3. Remove Null/Empty Values
Null values and empty strings still cost tokens:
// Before
{"name": "Alice", "middleName": null, "nickname": ""}
// After
{"name": "Alice"}4. Use Arrays for Repeated Structures
When you have many similar objects, consider a more compact format:
// Before: Array of objects
[{"name": "Alice", "age": 30}, {"name": "Bob", "age": 25}]
// After: Separate arrays (fewer repeated keys)
{"names": ["Alice", "Bob"], "ages": [30, 25]}5. Consider Alternative Formats
For very large datasets, consider:
- CSV format — Much more token-efficient for tabular data
- YAML — Slightly more efficient than JSON
- Custom formats — Define your own compact syntax
Programmatic Token Counting
JavaScript/TypeScript
// Using tiktoken (official OpenAI tokenizer)
import { encoding_for_model } from 'tiktoken';
const encoder = encoding_for_model('gpt-4');
const tokens = encoder.encode(JSON.stringify(data));
console.log('Token count:', tokens.length);
encoder.free(); // Don't forget to free memoryPython
import tiktoken
import json
encoder = tiktoken.encoding_for_model("gpt-4")
tokens = encoder.encode(json.dumps(data))
print(f"Token count: {len(tokens)}")Cost Comparison
Here's how token counts affect your API costs (as of 2024):
| Model | Input Cost | Output Cost |
|---|---|---|
| GPT-4 Turbo | $0.01/1K tokens | $0.03/1K tokens |
| GPT-4o | $0.005/1K tokens | $0.015/1K tokens |
| GPT-3.5 Turbo | $0.0005/1K tokens | $0.0015/1K tokens |
| Claude 3 Opus | $0.015/1K tokens | $0.075/1K tokens |
| Claude 3 Sonnet | $0.003/1K tokens | $0.015/1K tokens |
Related Tools
- JSON Minify — Compress JSON to save tokens
- JSON Repair — Fix malformed LLM JSON output
- JSON Validator — Validate JSON before sending to LLMs
- JSON Pretty Print — Format JSON for readability
Frequently Asked Questions
Why do different models have different token counts?

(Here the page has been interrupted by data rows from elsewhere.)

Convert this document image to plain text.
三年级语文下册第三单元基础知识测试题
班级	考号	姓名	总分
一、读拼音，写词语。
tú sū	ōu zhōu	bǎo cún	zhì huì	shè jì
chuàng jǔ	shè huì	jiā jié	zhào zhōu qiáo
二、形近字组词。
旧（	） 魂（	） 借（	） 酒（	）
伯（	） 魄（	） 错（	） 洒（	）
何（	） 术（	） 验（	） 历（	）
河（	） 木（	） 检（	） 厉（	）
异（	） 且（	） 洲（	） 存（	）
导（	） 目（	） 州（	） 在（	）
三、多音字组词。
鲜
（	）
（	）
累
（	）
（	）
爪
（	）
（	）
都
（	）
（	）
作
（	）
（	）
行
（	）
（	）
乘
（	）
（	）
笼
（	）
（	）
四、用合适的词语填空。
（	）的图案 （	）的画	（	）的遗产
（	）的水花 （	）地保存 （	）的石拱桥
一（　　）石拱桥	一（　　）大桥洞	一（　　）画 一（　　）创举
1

Each model family uses a different tokenizer. GPT-4 and GPT-3.5 use cl100k_base, while GPT-4o uses the newer o200k_base which is more efficient. Claude uses its own tokenizer with slightly different characteristics.
Is the token count exact?
This tool provides estimates based on the tokenization algorithms. For production use, consider using the official tiktoken library for exact counts. Our estimates are typically within 5-10% of the actual count.
Do whitespace tokens cost money?
Yes! Every token costs the same, whether it's meaningful content or whitespace. That's why minifying JSON can significantly reduce costs for large payloads.
Should I always minify JSON for LLMs?
Not necessarily. For small payloads, the token savings are minimal and formatted JSON may help the model understand the structure better. For large payloads (1000+ tokens), minification is usually worth it.